Mr. Boyd and Mr. Murphy’s book displays flashes of fresh humor capitalizing on the novelty of an adult Alice at the center of the story. Picking up the bottle of liquid enticingly placed in front of her, Alice notes that the inscription reads: “Drink me. Responsibly.” There are the Broadway in-jokes necessary in any musical hoping for a soupçon of hipness, in this case quotations from “The Music Man,” “South Pacific” and “Gypsy” (rather a strange trinity, come to think of it).

But the desire to create a traditional narrative arc from the unruly dreamscape of Carroll’s original results in a convoluted story line pitting the good guys against the bad. Most of the second act consists of a drawn-out battle over Alice and Chloe’s fates, with an odd little timeout in which Alice encounters Carroll himself, coyly referred to only as the Victorian Gentleman (Mr. Ritchie).

Mr. Wildhorn’s absence from Broadway since his 2004 adaptation of “Dracula” has not exactly occasioned widespread hand-wringing, and his competent rendering of various pop styles in “Wonderland” probably won’t win him a host of converts. Mr. Murphy’s lyrics are of a matching blandness, with Alice’s earnest ballads of self-discovery amply stocked in cliché. (“I remember every moment when my heart was young and free,” she sings upon meeting — literally — her inner child, “and to my surprise I look through your eyes and once more I can see.”)

Although the silvered prosceniums suggesting an endless series of antique mirrors are a clever choice, the sets by Neil Patel, amply supplemented by Sven Ortel’s video projections, lack any transporting fairy-tale magic or even simple stylistic coherence. (It probably wasn’t a good idea to project animated images from the glorious Tenniel illustrations onto the curtain before the show begins.) The costumes, by Susan Hilferty, are similarly a riotous grab bag mixing nods to the traditional — the Queen of Hearts wears a playing-card frock as it might have been coutured up by John Galliano — and twisted variations on contemporary styles.
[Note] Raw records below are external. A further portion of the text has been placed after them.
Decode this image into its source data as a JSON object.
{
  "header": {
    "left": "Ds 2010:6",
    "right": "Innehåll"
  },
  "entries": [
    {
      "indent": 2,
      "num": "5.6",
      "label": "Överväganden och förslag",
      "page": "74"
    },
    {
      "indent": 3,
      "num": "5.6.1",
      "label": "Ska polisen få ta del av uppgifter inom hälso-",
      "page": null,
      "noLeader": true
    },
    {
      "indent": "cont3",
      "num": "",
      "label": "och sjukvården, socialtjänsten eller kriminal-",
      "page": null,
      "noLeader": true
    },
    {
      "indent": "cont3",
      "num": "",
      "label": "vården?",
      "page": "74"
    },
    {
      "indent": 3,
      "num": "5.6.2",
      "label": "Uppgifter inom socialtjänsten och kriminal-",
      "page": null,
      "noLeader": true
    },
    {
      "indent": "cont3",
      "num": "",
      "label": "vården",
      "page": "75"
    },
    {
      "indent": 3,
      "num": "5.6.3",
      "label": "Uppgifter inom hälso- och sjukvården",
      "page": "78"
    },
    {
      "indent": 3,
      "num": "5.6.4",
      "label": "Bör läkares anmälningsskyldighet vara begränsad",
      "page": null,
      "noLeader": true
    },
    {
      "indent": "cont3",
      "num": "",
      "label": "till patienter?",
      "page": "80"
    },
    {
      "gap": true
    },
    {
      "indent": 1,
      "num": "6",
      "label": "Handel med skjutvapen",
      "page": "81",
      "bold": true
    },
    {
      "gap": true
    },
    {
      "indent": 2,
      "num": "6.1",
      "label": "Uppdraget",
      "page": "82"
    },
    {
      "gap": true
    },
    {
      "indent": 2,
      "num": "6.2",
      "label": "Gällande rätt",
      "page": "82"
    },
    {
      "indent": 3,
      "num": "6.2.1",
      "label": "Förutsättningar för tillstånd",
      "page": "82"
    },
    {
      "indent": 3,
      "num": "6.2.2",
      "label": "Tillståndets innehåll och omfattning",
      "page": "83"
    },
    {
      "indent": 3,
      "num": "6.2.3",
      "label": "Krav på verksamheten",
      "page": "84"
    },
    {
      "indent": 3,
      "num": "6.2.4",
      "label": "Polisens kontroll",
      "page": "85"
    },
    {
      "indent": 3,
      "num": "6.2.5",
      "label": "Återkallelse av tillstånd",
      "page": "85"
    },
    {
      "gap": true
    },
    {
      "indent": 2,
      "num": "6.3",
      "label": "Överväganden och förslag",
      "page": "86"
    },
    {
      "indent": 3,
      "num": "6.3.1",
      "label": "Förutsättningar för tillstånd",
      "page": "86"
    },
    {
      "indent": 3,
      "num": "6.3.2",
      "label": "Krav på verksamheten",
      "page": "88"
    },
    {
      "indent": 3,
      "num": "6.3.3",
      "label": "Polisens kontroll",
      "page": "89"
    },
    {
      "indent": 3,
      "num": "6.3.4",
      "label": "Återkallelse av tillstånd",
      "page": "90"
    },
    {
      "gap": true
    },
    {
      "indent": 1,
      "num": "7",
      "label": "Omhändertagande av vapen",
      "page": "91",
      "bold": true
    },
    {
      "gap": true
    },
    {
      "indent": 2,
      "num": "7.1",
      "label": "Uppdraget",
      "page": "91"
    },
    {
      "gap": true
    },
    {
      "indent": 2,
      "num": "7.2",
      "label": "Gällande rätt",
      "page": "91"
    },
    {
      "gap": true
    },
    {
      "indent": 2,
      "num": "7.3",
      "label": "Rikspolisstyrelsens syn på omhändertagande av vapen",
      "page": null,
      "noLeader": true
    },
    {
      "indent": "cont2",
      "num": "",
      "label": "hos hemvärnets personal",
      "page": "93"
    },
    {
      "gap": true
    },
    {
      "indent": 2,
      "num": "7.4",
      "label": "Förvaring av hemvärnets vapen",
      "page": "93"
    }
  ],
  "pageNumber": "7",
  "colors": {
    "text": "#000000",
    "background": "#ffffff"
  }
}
It might be impossible to recreate onstage the particular magic of Carroll’s writing, which captures as no other literary work does the texture of dreams. The mechanics of live theater cannot easily replicate the swirling imagery that evaporates as soon as it materializes. (Film, animated or otherwise, does it better.) And much of the books’ dizzying charm resides in the inversions of logic and literal sense based on the sound and sight of words themselves.

But Alice’s adventures are perhaps most subversively appealing for their blithe indifference to the kind of tidy moralizing that had been a staple of Victorian children’s literature. “Wonderland” thoroughly nullifies this aspect. Instead of transporting us back to an anarchic childhood world where right and wrong are just words like any others, to be tossed about at merry whim, the show drearily suggests that even grown-ups have to keep doing their homework, working doggedly toward self-improvement day after endless day.